Now Giada is telling us about a quick and easy main dish with no pots or pans: Fish gets cooked in foil packets. She starts with lima beans. That can NEVER be a good thing. (Actually, I don't mind them with lots of other beans in a really zesty vinaigrette.) She adds chopped parsley to the frozen lima beans with a bit of olive oil and salt and pepper. She readies a piece of foil. She puts some of the lima beans in the center of the foil as a bed for the fish. Places 6 oz piece of cod on top. I suppose she mentioned the weight of the fish, so you know how long to cook it. Salt and pepper the fish and pour over a few tablespoons of white wine. Fold over top and side and fold up the edges so nothing leaks out. Cook at 375 deg F for 20 minute.
It looks ok, but would you EVER make this? I didn't think so...Try this Penelope Casas recipe, which I think would be an improvement. Just substitute the cod and lima beans and obviously, the lima beans don't need to be cooked so long.

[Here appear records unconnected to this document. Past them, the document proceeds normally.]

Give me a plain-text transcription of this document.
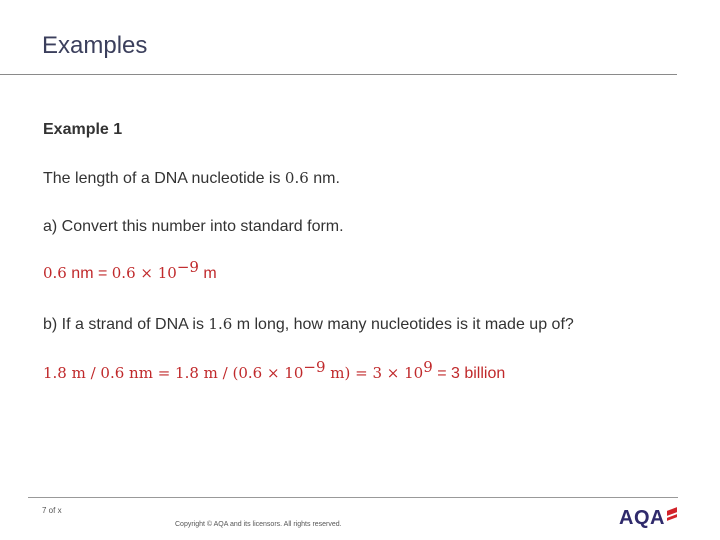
Examples
Example 1
The length of a DNA nucleotide is 0.6 nm.
a) Convert this number into standard form.
0.6 nm = $0.6 \times 10^{-9}$ m
b) If a strand of DNA is 1.6 m long, how many nucleotides is it made up of?
1.8 m / 0.6 nm = 1.8 $m / (0.6 \times 10^{-9}$ $m) = 3 \times 10^9 = 3$ billion
7 of x
Copyright © AQA and its licensors. All rights reserved.	AQA
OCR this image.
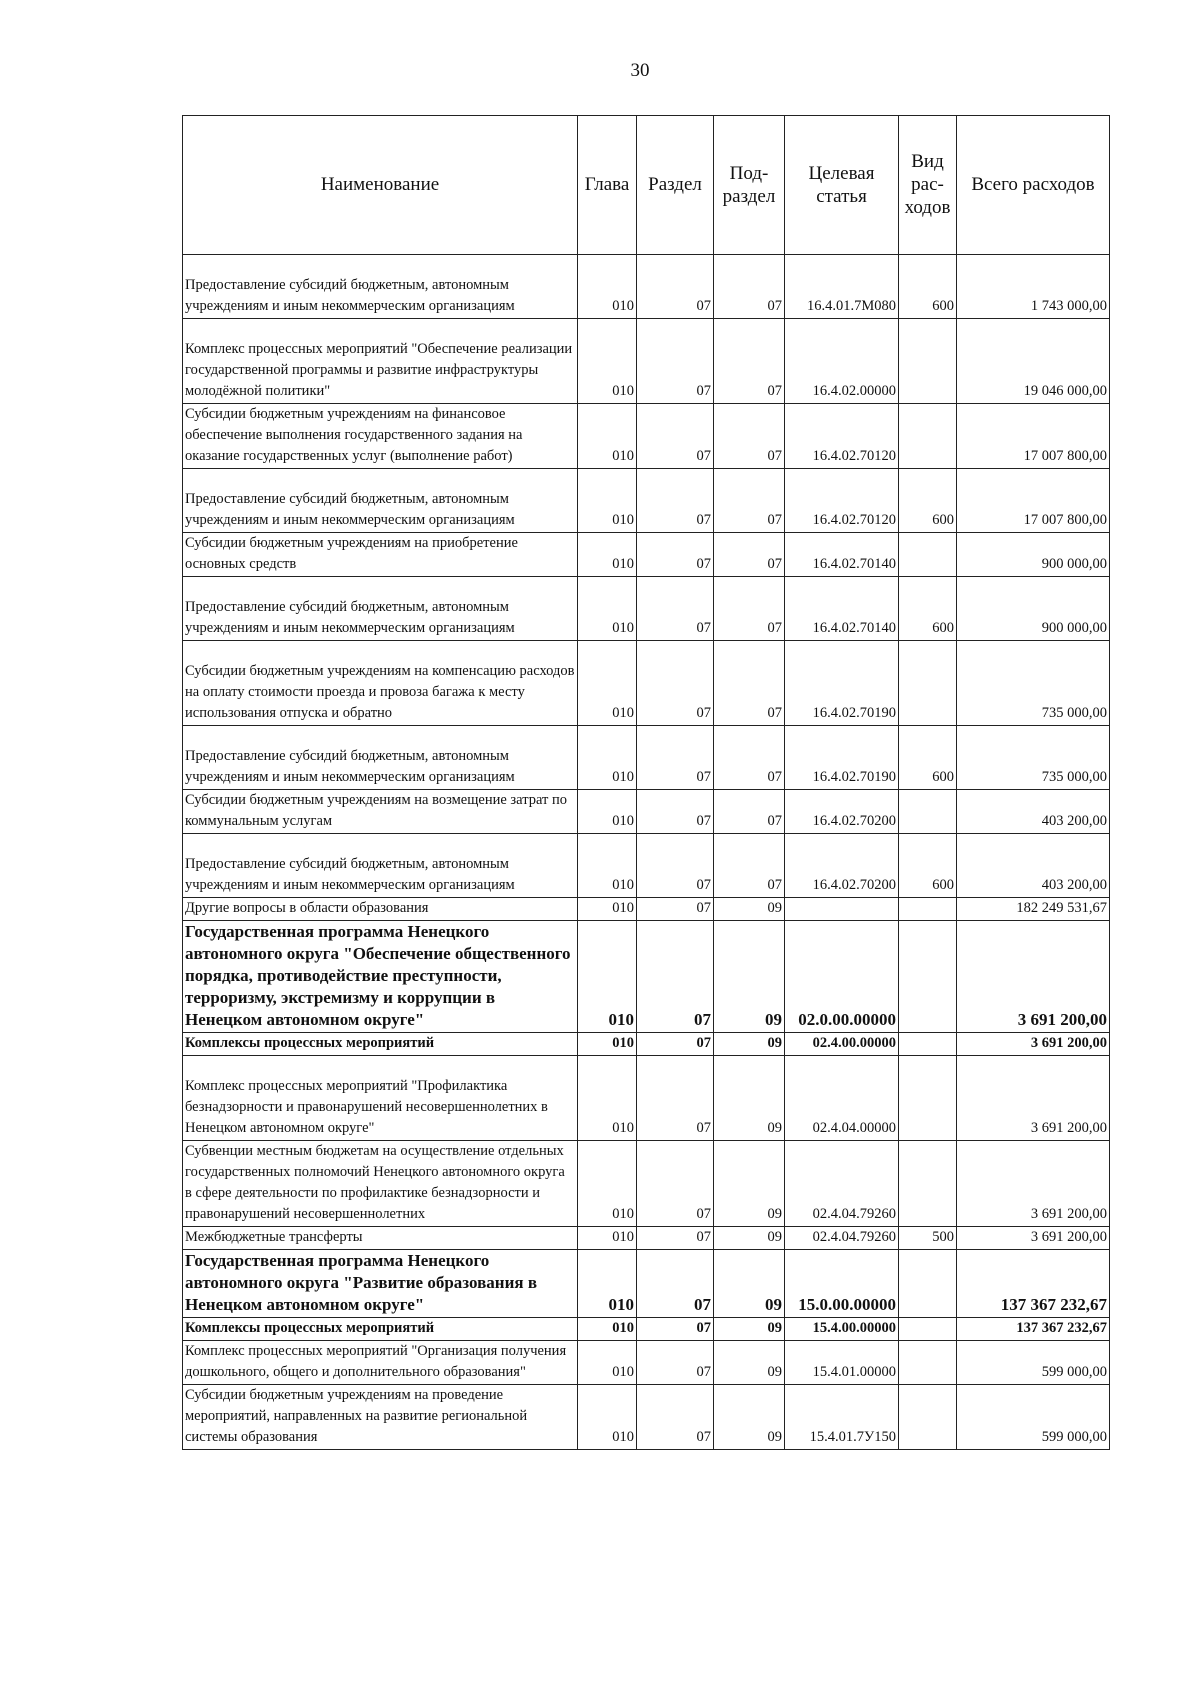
30
Наименование	Глава	Раздел	Под-раздел	Целевая статья	Вид рас-ходов	Всего расходов
Предоставление субсидий бюджетным, автономным учреждениям и иным некоммерческим организациям	010	07	07	16.4.01.7М080	600	1 743 000,00
Комплекс процессных мероприятий "Обеспечение реализации государственной программы и развитие инфраструктуры молодёжной политики"	010	07	07	16.4.02.00000		19 046 000,00
Субсидии бюджетным учреждениям на финансовое обеспечение выполнения государственного задания на оказание государственных услуг (выполнение работ)	010	07	07	16.4.02.70120		17 007 800,00
Предоставление субсидий бюджетным, автономным учреждениям и иным некоммерческим организациям	010	07	07	16.4.02.70120	600	17 007 800,00
Субсидии бюджетным учреждениям на приобретение основных средств	010	07	07	16.4.02.70140		900 000,00
Предоставление субсидий бюджетным, автономным учреждениям и иным некоммерческим организациям	010	07	07	16.4.02.70140	600	900 000,00
Субсидии бюджетным учреждениям на компенсацию расходов на оплату стоимости проезда и провоза багажа к месту использования отпуска и обратно	010	07	07	16.4.02.70190		735 000,00
Предоставление субсидий бюджетным, автономным учреждениям и иным некоммерческим организациям	010	07	07	16.4.02.70190	600	735 000,00
Субсидии бюджетным учреждениям на возмещение затрат по коммунальным услугам	010	07	07	16.4.02.70200		403 200,00
Предоставление субсидий бюджетным, автономным учреждениям и иным некоммерческим организациям	010	07	07	16.4.02.70200	600	403 200,00
Другие вопросы в области образования	010	07	09			182 249 531,67
Государственная программа Ненецкого автономного округа "Обеспечение общественного порядка, противодействие преступности, терроризму, экстремизму и коррупции в Ненецком автономном округе"	010	07	09	02.0.00.00000		3 691 200,00
Комплексы процессных мероприятий	010	07	09	02.4.00.00000		3 691 200,00
Комплекс процессных мероприятий "Профилактика безнадзорности и правонарушений несовершеннолетних в Ненецком автономном округе"	010	07	09	02.4.04.00000		3 691 200,00
Субвенции местным бюджетам на осуществление отдельных государственных полномочий Ненецкого автономного округа в сфере деятельности по профилактике безнадзорности и правонарушений несовершеннолетних	010	07	09	02.4.04.79260		3 691 200,00
Межбюджетные трансферты	010	07	09	02.4.04.79260	500	3 691 200,00
Государственная программа Ненецкого автономного округа "Развитие образования в Ненецком автономном округе"	010	07	09	15.0.00.00000		137 367 232,67
Комплексы процессных мероприятий	010	07	09	15.4.00.00000		137 367 232,67
Комплекс процессных мероприятий "Организация получения дошкольного, общего и дополнительного образования"	010	07	09	15.4.01.00000		599 000,00
Субсидии бюджетным учреждениям на проведение мероприятий, направленных на развитие региональной системы образования	010	07	09	15.4.01.7У150		599 000,00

There are a few Spanish recipes that sound really weird, but are really good. There's one for fish with green sauce, which is made with lots of parsley, peas and clams. It's amazingly flavorful. I wish I could give you Penelope Casas' recipe, but it not mine to give (The one above is on her website and fair game). It's in her The Food And Wines Of Spain, which I've mentioned before is a fabulous book. If you only make the tortilla and gazpacho, it's worth it. But now here's another recipe - Merluza a la Vasca, Fish Steak in Green Sauce.
Good show, but are you getting the feeling that sometimes Giada is running out ideas, especially for themes? She's made that pasta many times before in different guises. And for a show which is about weeknight dinners, I don't think she included enough main course type dishes.